Statistics Canada data reveals the Canadians most likely to be earning rental income and how much they make – for now

Canada's landlords: who's cashing in from rental income?
Steve Randall

Owning real estate for the residential rental market can provide good levels of income and a new analysis reveals some interesting information about a typical Canadian landlord.

Statistics Canada’s report highlights how historically-low interest rates have fuelled purchase of secondary dwellings for investment purposes in the last decade or so.

In 2008, 7% of Canadian families declared rental income, rising to 8% by 2020 – an additional 335,850 families. The 2020 figures for median annual rental income after deductions was $2,750, or around 2% of these families’ total income.

More than half of couple families with rental income (52%) had at least two net rental income earners, suggesting they are sharing the risks and rewards of rental income, and often paying lower tax rates than if the income was received by one individual.

The highest share of families with reported rental income was in Vancouver (11%).

However, the higher cost of borrowing due to the Bank of Canada’s interest rate hikes could mean a reduction in the number of families making rental income in 2022, or a lower amount of income.

Who’s in the money?

Using tax filings, the analysis found that couple families were most likely to receive rental income (11%) – especially those with children (13%) - compared to lone parent families (5%) and those not in families (4%). Higher income families were more likely to own property to rent out.

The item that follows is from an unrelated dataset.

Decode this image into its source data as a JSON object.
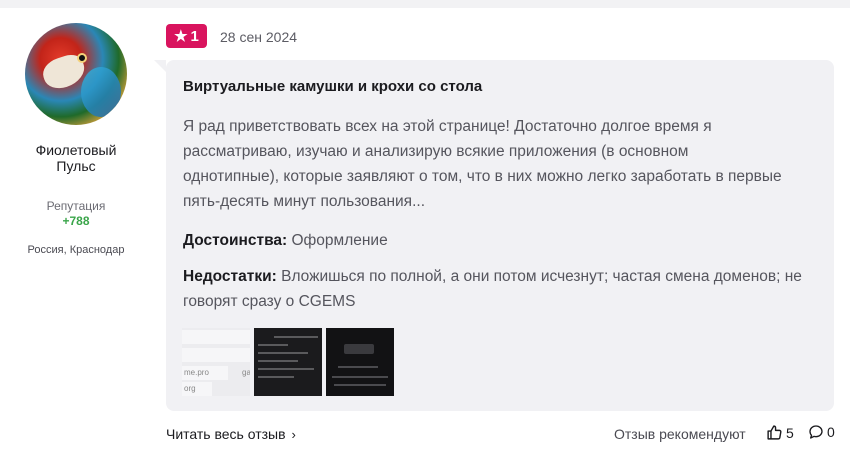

Couple families without children made the highest median net rental income at $3,190.

The data also reveals that 47% of rental income earners were aged 45-64 years, and most lived in the CMAs of Toronto (21%), Montreal (14%), or Vancouver (11%).

The share of 30- to 34-year-olds receiving net rental income rose from 4% in 2000 to 5% in 2020, the share of 35- to 39-year-olds rose from 5% to 7% and the share of 40- to 44-year-olds rose from 6% to 8%.

Two thirds of landlords also earn wages, salaries, and commissions.

Those with higher incomes (aside from their rental income) are more likely to be higher earners, with a median $59,800 in 2020 compared to $38,570 among those without rental income.

Good returns?

While house prices have been rising sharply in recent years, before starting to ease in 2022, owning rental property still represents a good investment for capital gains.

While there are risks that the costs of ownership can wipe out rental income, the Statistics Canada research shows that this is unlikely.

In 2020, just over three-quarters of families were turning an annual profit on their rental property as they have positive net rental income, up from 63% in 2008.

Net rental income in 2020 was $4,880 among families who reported positive net rental income, while families with negative net rental income reported a median of -$3,180.